Yogyakarta, 9 de enero de 2016
En este país los viajeros somos algo más que turistas, no sólo en Indonesia, somos un género de gilipollas que venimos volando desde los cielos a engrosar las arcas de unos estados convertidos en sacacuartos sin ningún tipo de miramientos. Ya hablé de esto a nuestro paso por China, cuando para pasear por unas dunas nos hicieron pagar una sustanciosa cantidad de dinero. Parques nacionales, monumentos, lugares de interés, donde las autoridades consideran que pueden expoliar al turista sin más. El otro día en Borobudur, por ejemplo, el costo de la entrada estaba en el mismo orden de precios de lo que puedes pagar por dos noches en hotel de rango medio o el equivalente a cuatro comidas en restaurante también medio; con lo que si aplicamos los precios a los estándares de nuestro país, vendríamos a pagar algo más de cien euros por un paseo de una hora. Una pasada. Y es que es casi todo así, precios de risa aplicados con exclusividad, naturalmente, a los turistas, extraterrestres a los que suponiendo sobrados de dinero no se cortan un pelo en extorsionar.
Tan pendiente está uno de vivir los propios asuntos, puesta tu atención en la recolección de setas que se esconden mimetizadas entre la hojarasca, eso que motiva que te halles donde estás a la búsqueda cada día de un posible tesoro, fotografías, textos, alguna puerta encantada entre las horas planas del día de este viaje, que la verdad es que hay cuestiones que casi se prestan a mejorar nuestro buen humor. No es que me haga mucha gracia que para visitar esta tarde los templos hindúes de Prambanan tengamos que pagar un millón de rupias indonesias, pero la verdad es que sí nos produce cierta gracia... tan descarada es esta gente a la hora de fijar precios. Fijan los precios de manera parecida a como hago yo con la carta del menú cuando éste no está en versión inglesa, cierro los ojos y paseo el dedo por la carta; cuando éste se ha detenido en algún sitio, abro los ojos y hago mi pedido mientras la camarera de turno inevitablemente se ríe. Estos igual, los funcionarios de turno: ¿qué precio ponemos a esta entrada, tú? O se lo juegan a los dados, es lo mismo. Quizás por eso me hacen gracia sus precios, por eso o por no llorar.

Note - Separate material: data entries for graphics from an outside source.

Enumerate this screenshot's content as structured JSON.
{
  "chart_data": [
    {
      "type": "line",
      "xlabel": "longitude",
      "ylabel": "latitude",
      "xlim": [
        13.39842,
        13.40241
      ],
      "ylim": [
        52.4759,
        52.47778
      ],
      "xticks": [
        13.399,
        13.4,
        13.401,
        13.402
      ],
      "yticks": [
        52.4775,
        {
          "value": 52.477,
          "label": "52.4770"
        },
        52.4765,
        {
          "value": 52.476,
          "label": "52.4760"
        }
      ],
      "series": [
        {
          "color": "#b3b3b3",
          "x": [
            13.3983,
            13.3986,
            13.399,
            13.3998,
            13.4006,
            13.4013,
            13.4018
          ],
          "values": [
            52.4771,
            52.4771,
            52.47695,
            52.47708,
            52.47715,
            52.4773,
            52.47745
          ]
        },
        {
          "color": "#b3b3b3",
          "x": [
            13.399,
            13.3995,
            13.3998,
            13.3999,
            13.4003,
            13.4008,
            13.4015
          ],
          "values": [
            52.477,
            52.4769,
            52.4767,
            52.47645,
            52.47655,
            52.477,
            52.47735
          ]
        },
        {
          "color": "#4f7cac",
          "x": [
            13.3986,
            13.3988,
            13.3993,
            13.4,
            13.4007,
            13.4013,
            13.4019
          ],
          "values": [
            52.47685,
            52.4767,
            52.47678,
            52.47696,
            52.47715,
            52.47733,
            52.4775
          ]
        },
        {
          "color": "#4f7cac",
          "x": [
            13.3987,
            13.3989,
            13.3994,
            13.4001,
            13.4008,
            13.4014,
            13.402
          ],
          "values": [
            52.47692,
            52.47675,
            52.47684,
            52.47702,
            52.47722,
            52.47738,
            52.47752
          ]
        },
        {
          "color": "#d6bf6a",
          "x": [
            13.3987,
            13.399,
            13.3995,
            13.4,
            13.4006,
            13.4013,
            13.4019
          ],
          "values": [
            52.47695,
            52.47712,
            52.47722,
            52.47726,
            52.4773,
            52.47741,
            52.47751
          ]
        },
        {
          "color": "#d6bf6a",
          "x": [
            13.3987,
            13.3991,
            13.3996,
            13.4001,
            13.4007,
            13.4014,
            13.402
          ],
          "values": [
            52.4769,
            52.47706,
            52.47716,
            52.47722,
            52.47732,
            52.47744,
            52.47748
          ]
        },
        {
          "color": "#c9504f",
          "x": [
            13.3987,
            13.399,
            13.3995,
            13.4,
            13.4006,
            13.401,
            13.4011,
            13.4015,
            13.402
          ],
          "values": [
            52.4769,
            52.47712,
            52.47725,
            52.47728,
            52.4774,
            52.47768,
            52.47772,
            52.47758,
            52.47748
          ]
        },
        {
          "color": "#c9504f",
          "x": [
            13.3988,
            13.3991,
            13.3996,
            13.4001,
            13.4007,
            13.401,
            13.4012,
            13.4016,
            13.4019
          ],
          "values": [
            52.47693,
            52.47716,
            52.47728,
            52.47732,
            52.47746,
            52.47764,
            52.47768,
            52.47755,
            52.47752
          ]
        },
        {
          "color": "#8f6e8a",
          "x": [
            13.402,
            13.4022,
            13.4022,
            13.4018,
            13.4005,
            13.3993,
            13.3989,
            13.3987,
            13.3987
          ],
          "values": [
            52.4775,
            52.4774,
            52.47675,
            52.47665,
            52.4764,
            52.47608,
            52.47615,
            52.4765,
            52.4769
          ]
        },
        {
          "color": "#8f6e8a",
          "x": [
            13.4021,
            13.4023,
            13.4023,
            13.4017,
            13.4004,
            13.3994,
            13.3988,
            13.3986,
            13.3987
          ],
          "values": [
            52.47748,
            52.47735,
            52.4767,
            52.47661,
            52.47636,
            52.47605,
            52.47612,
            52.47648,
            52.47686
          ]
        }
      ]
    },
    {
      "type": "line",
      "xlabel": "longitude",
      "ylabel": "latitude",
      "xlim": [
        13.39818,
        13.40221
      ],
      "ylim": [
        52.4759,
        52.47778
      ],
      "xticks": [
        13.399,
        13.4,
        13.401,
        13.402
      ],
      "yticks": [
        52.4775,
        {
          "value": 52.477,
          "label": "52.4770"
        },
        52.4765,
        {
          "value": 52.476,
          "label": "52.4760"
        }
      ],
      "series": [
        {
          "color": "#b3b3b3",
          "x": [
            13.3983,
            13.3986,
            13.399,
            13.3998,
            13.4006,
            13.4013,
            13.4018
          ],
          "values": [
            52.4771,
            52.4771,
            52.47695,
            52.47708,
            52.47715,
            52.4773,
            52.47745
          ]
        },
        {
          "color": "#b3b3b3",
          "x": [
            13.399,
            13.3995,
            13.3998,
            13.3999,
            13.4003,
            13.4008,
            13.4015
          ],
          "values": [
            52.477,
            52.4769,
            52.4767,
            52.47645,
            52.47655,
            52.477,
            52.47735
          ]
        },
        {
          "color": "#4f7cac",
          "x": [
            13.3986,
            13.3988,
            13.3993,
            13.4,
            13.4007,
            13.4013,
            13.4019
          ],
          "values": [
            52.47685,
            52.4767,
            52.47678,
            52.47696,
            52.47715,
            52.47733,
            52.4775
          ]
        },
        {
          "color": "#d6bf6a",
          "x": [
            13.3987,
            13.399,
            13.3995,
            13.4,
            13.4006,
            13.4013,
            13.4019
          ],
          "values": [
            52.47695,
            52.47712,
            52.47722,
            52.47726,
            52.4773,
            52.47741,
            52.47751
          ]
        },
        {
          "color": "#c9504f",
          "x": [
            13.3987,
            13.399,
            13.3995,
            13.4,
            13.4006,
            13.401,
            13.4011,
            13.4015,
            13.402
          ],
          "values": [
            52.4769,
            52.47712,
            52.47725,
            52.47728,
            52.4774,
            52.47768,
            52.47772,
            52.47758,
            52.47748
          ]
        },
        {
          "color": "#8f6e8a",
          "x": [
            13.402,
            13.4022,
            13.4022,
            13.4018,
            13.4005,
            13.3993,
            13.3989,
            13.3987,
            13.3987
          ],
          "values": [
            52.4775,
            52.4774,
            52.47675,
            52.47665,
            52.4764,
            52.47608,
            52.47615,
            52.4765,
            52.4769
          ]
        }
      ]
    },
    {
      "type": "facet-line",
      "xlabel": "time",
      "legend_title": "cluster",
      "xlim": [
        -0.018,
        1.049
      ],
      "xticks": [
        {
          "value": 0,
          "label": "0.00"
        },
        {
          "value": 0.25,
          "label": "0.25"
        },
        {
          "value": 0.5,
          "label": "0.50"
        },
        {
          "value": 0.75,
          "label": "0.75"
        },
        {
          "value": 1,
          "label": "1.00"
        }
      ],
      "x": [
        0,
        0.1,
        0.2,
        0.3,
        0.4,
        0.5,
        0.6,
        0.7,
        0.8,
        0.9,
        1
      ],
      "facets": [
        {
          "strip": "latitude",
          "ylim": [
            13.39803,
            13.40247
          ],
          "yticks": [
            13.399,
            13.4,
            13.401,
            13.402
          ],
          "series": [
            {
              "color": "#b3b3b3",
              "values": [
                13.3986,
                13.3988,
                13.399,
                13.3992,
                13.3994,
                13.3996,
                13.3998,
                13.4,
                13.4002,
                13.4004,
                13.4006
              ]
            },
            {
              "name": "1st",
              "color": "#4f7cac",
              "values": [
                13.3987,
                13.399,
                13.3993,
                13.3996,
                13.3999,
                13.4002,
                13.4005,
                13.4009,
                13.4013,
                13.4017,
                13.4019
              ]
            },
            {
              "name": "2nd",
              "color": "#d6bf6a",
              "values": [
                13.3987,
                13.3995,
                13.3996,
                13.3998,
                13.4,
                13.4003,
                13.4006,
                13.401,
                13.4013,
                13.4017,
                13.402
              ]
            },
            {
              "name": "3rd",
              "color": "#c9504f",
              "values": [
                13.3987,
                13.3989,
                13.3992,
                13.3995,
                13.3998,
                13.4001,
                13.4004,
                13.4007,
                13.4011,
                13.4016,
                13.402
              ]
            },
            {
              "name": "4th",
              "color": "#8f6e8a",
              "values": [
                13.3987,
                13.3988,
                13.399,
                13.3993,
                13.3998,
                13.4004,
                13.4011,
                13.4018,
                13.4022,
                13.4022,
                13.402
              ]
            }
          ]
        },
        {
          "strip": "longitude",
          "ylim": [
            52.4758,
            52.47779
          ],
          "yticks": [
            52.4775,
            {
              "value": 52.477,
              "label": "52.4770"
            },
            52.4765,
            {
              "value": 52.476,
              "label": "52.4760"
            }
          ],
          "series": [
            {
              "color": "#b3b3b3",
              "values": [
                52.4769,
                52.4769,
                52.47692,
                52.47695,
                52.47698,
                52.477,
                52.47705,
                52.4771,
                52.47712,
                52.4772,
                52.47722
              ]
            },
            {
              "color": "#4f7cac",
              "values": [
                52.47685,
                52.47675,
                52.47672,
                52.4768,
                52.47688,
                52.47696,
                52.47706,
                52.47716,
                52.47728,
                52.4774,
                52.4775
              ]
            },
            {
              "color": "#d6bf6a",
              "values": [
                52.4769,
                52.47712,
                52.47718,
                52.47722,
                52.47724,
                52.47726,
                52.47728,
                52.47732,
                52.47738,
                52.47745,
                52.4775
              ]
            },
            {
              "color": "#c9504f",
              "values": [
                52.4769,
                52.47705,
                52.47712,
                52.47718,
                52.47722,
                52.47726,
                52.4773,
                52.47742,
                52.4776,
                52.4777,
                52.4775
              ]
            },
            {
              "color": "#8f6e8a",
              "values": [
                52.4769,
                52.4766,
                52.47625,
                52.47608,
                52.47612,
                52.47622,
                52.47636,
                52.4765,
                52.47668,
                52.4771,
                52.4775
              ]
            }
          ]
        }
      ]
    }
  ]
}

Pero ¡ah!, en Indonesia todo lo compensan las sonrisas y la amabilidad de esta gente. Si en vez de confeccionar indicadores a nivel mundial como el PIB y otros tantos de factura económica se llevara a cabo, para saber en qué países del mundo se sonríe con más facilidad, en cuáles son más hospitalarios y amables con los viajeros, Indonesia ocuparía sin lugar a duda uno de los primeros puestos en la ratio mundial. ¿Qué puede desear conocer con más interés cualquier viajero dispuesto a darse una vuelta por el mundo que saber en qué países se va a encontrar más a gusto porque la gente sonríe que es un primor y cualquier peatón que pares se va a encontrar dispuesto con la sonrisa en los labios a ayudarte o a acompañarte personalmente hasta la puerta misma del lugar por el que le has preguntado? Ya me imagino a los ciudadanos con la inquietud de andar de un lado a otro del planeta evitando sistemáticamente pasar por países de determinadas comunidades donde los aborígenes o sus respetables ciudadanos tienen no mucha afición a la sonrisa o a la simple cordialidad. Consideradas así las cosas no creo que París, Londres, Nueva York o Venecia, por poner algunos ejemplos, fueran destinos apreciables para nadie. La predisposición a la comunicación y a sonreír en los países occidentales es un bien escaso. Es decir, que si lo que te gusta es compartir tu viaje con la gente y que haya una comunicación fluida con los habitantes del país que visitas, estás listo si te metes en uno de los clásicos recorridos turísticos por Europa. En todos los lugares cuecen habas y naturalmente no existe regla sin excepción, pero teniendo en cuenta esta obviedad ¿a qué viajar a lugares donde la gente te pone cara de palo?
Los editores de la Lonely Planet podrían contar con toda seguridad con buen número de ventas si publicaran una guía de viajes que dedicara sus páginas a introducirnos en el mundo de los países en donde la sonrisa y la hospitalidad se acercan a la norma. A fin de cuentas cuando uno sale de casa esencialmente lo que desea es tener bonitos encuentros.
Es curioso que con lo fácil que es sonreír, a tanta gente le cueste tanto trabajo hacerlo. Si para sonreír utilizamos doce músculos, cuando nos enfadamos nuestro rostro sufre una revolución, cuarenta y tres músculos se ponen en movimiento. Cuánto dispendio de energía, ¿no?